Q: What financial support is available to . me as a full-time or part-time student in UD’s PhD program?
A: Students accepted into the PhD in Nursing Science Program may be offered graduate assistantships that will pay a stipend in exchange for working 20 hours per week as a research assistant or a teaching assistant. See the UD Graduate College website for guidelines and Graduate Funding Policy with stipend rates for the current academic year.
Q: What is the research focus of UD’s PhD program?
A: Research foci of doctoral students must fit within one of the three broad research foci of the School of Nursing and compliment the program of research of one of the School of Nursing faculty who will serve as the doctoral student advisor/mentor.

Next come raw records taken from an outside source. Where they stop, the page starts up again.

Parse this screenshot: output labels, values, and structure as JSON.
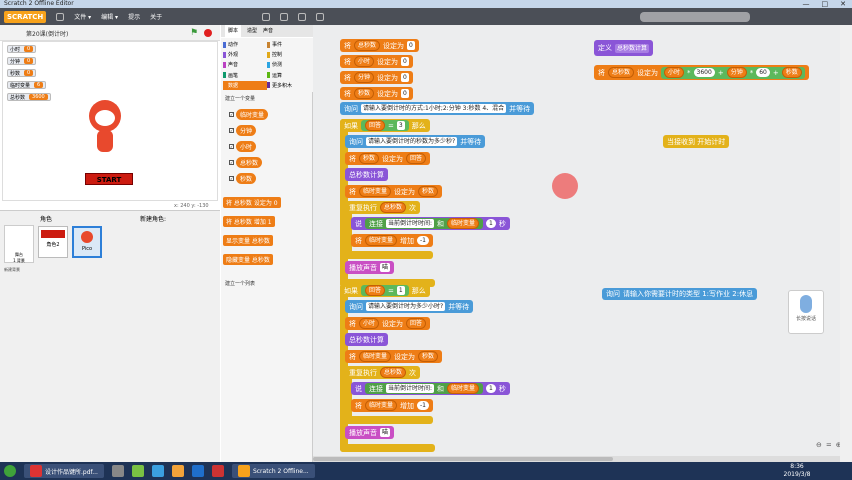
{
  "window": {
    "title": "Scratch 2 Offline Editor",
    "controls": [
      "—",
      "□",
      "✕"
    ]
  },
  "menu": {
    "logo": "SCRATCH",
    "items": [
      "文件 ▾",
      "编辑 ▾",
      "提示",
      "关于"
    ]
  },
  "stage": {
    "title": "第20课(倒计时)",
    "start_label": "START",
    "coords": "x: 240  y: -130",
    "monitors": [
      {
        "label": "小时",
        "value": "0"
      },
      {
        "label": "分钟",
        "value": "0"
      },
      {
        "label": "秒数",
        "value": "0"
      },
      {
        "label": "临时变量",
        "value": "6"
      },
      {
        "label": "总秒数",
        "value": "3600"
      }
    ]
  },
  "sprites": {
    "label": "角色",
    "new_label": "新建角色:",
    "stage_name": "舞台",
    "stage_sub": "1 背景",
    "new_bg": "新建背景",
    "items": [
      {
        "name": "角色2"
      },
      {
        "name": "Pico"
      }
    ]
  },
  "palette": {
    "tabs": [
      "脚本",
      "造型",
      "声音"
    ],
    "categories": [
      {
        "name": "动作",
        "color": "#4a6cd4"
      },
      {
        "name": "事件",
        "color": "#c88330"
      },
      {
        "name": "外观",
        "color": "#8a55d7"
      },
      {
        "name": "控制",
        "color": "#e1a91a"
      },
      {
        "name": "声音",
        "color": "#bb42c3"
      },
      {
        "name": "侦测",
        "color": "#2ca5e2"
      },
      {
        "name": "画笔",
        "color": "#0e9a6c"
      },
      {
        "name": "运算",
        "color": "#5cb712"
      },
      {
        "name": "数据",
        "color": "#ee7d16"
      },
      {
        "name": "更多积木",
        "color": "#632d99"
      }
    ],
    "make_var": "建立一个变量",
    "make_list": "建立一个列表",
    "vars": [
      "临时变量",
      "分钟",
      "小时",
      "总秒数",
      "秒数"
    ],
    "blocks": [
      "将 总秒数 设定为 0",
      "将 总秒数 增加 1",
      "显示变量 总秒数",
      "隐藏变量 总秒数"
    ]
  },
  "script": {
    "sets": [
      {
        "v": "总秒数",
        "n": "0"
      },
      {
        "v": "小时",
        "n": "0"
      },
      {
        "v": "分钟",
        "n": "0"
      },
      {
        "v": "秒数",
        "n": "0"
      }
    ],
    "ask_main": "请输入要倒计时的方式:1小时;2:分钟 3:秒数 4、混合",
    "if1": {
      "cond": "3",
      "ask": "请输入要倒计时的秒数为多少秒?",
      "set_from": "回答",
      "set_var": "秒数",
      "call": "总秒数计算",
      "tmp": "临时变量",
      "tmpval": "秒数",
      "repeat": "总秒数",
      "say_a": "当前倒计时时间:",
      "say_b": "临时变量",
      "secs": "1",
      "chg": "-1",
      "sound": "喵"
    },
    "if2": {
      "cond": "1",
      "ask": "请输入要倒计时为多少小时?",
      "set_var": "小时",
      "set_from": "回答",
      "call": "总秒数计算",
      "tmpval": "秒数",
      "repeat": "总秒数",
      "say_a": "当前倒计时时间:",
      "say_b": "临时变量",
      "secs": "1",
      "chg": "-1",
      "sound": "喵"
    },
    "words": {
      "set": "将",
      "to": "设定为",
      "ask": "询问",
      "wait": "并等待",
      "if": "如果",
      "then": "那么",
      "answer": "回答",
      "repeat": "重复执行",
      "times": "次",
      "say": "说",
      "join": "连接",
      "and": "和",
      "sec": "秒",
      "change": "增加",
      "play": "播放声音"
    },
    "define": {
      "label": "定义",
      "name": "总秒数计算",
      "expr": [
        "小时",
        "3600",
        "分钟",
        "60",
        "秒数"
      ]
    },
    "broadcast": "当接收到 开始计时",
    "ask_type": "请输入你需要计时的类型 1:写作业 2:休息"
  },
  "voice": {
    "label": "长按说话"
  },
  "taskbar": {
    "task1": "设计作品键所.pdf...",
    "task2": "Scratch 2 Offline...",
    "time": "8:36",
    "date": "2019/3/8"
  }
}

The three areas are:
- Aging / Healthy Aging
- Community Based Research / Health Disparities
- Symptom Science / Self Management
Q: How long will it take me to complete the PhD Program?
A: Students enrolled full time can complete course work within two years, after which students must pass a comprehensive exam, and defend a proposal comprised of the first three chapters of their dissertation research. Depending on the timeframe of these requirements and the nature and complexity of the dissertation research the PhD program can be completed within three to four years. Time to completion for part time students will depend upon the customized plan of study determined at time of admission but must meet the UD requirement of 10-14 semesters.
Q: Can the PhD in Nursing Science program be completed online?
A: UD’s PhD in Nursing Science Program is a hybrid delivery method. PhD level nursing courses are offered online, either in sychronous or asynchronous format. Statistics, cognate and methodology elective courses are offered by departments outside the College of Health Sciences and may or may not be offered online.
Q: I am an international student and live a long distance from UD. Must I complete an interview?
A: An interview is a requirement of the PhD in Nursing Science application process. However, time, place and format of the interview will be negotiated between faculty members conducting the interview and the applicant. Interview options include use of Zoom or other telecommunications /electronic means.
Q: What is the maximum allotted time for completing the PhD in Nursing Science Program?
A:Students are expected to complete the program 10-14 semesters, when entering with a Master's degree or BSN, respectively, University policy.
Q: Are applicants to the PhD program required to be nurses?
A: Yes; a copy of a current registered nurse license must be uploaded as “other documents” in the application
Q: Do you admit nurses with a BSN only to UD’s PhD program?
A: Yes, you can enter as a BSN prepared nurse.
Q: Are GRE’s required for admission into the PhD in Nursing Science program?
A: No. Effective for Fall 2016 admissions, GREs are no longer required.
Q: What kind of jobs, positions and opportunities are available for PhD nurses?
A: There is a severe shortage of PhD nurses. Of the more than 3 million nurses in the United States less than 1% is PhD-prepared and most of the PhD prepared nurses are working in academic institutions. The Future of Nursing report (2011) by the Institute of Medicine recommends a doubling of the number of nurses with doctorates by 2020. Consequently, PhD nurses are needed to fill roles in:
- Academia (e.g., clinical and research faculty),
- Acute care (e.g., research facilitators, project directors, administrators, data managers),
- Community/public health (e.g., administrator, population-based projects),
- Pharmaceutical industry (e.g., research and development, managing drug trials),
- Biomedical industry (e.g., testing new mechanisms, interventions and inventions),
- Non-profits (e.g., advisory and trustee boards), and
- Government sectors (e.g., advisor/consultant at state or federal agencies, elected roles).